One Sunday after church, a visiting preacher told Nat’s father that there was plenty of money to be made in the coal fields of West Virginia. After an exploratory trip, the family moved to Itman, in Wyoming County, West Virginia when Nat was five.  Thomas took a job at the shop of the Virginian Railroad for $2.64 a day, a position he held for 30 years.  Nat began to show musical talent on his father’s guitar, so, on time payments, Thomas bought him a Martin Tiple – a 12-string instrument of Argentine origin popular at the time -- and Nat quickly developed real proficiency.

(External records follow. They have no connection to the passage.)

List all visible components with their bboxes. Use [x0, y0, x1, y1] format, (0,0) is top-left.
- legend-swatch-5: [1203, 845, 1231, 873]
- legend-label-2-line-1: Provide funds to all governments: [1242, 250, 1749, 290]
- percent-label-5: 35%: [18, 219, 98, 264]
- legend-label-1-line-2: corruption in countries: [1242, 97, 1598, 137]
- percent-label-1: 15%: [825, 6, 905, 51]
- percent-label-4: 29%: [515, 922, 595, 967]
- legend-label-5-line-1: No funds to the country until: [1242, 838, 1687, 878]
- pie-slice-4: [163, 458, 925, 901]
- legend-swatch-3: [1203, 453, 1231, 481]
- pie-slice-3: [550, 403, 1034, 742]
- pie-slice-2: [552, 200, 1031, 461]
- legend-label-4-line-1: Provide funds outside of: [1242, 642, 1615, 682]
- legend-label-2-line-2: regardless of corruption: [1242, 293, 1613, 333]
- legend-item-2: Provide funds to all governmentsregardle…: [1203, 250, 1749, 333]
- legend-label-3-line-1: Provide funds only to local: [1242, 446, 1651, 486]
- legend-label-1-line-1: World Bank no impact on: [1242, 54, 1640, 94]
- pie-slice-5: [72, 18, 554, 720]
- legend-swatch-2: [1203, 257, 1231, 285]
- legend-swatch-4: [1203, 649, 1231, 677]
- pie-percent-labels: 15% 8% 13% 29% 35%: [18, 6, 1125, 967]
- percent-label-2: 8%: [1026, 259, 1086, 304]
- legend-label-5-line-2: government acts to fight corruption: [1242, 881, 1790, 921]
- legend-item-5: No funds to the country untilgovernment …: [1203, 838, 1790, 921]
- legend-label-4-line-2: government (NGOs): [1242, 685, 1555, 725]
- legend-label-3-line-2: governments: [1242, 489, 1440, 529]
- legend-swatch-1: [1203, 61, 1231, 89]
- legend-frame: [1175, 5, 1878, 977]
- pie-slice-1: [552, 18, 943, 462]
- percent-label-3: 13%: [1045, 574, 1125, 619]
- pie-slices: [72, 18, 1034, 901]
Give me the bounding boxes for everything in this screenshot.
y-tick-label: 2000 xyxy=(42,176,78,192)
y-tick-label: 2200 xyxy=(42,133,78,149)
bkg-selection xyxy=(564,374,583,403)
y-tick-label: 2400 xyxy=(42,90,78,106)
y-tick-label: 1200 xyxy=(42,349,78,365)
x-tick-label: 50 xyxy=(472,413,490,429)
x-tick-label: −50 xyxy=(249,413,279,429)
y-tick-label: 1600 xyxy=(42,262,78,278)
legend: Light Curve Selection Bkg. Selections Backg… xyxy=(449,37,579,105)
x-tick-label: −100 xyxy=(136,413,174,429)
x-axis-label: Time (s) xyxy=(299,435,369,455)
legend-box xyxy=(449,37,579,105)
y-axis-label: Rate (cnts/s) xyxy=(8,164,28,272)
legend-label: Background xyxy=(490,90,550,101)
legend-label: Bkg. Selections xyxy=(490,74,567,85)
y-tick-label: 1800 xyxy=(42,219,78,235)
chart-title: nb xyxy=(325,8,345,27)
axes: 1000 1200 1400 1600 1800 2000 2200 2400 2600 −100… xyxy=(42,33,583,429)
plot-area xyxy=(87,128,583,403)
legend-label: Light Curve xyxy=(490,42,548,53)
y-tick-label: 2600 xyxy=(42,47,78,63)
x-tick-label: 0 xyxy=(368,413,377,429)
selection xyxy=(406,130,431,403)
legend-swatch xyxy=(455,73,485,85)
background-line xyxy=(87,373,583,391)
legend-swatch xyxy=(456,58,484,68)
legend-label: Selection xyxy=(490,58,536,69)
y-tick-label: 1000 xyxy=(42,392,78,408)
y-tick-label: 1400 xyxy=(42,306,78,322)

Nat began to learn songs from itinerant black musicians who rode the rails throughout the mountain coal camps, company towns that were divided into “colored,” white, and Italian sections.  If a worker was killed in the mines or on the railroad, the company would allow his widow to remain in company housing and operate it as a business to compensate for the loss of the spouse’s income.  Food was served in these places, moonshine could be had, and these traveling musicians entertained there on Friday and Saturday nights.  It was at these rowdy “juke joints” that young Nat was exposed to the blues, and conversely to country music at similar establishments frequented by whites – “honky-tonks” -- since the itinerant musicians played both black and white venues and developed repertoires tailored for both audiences.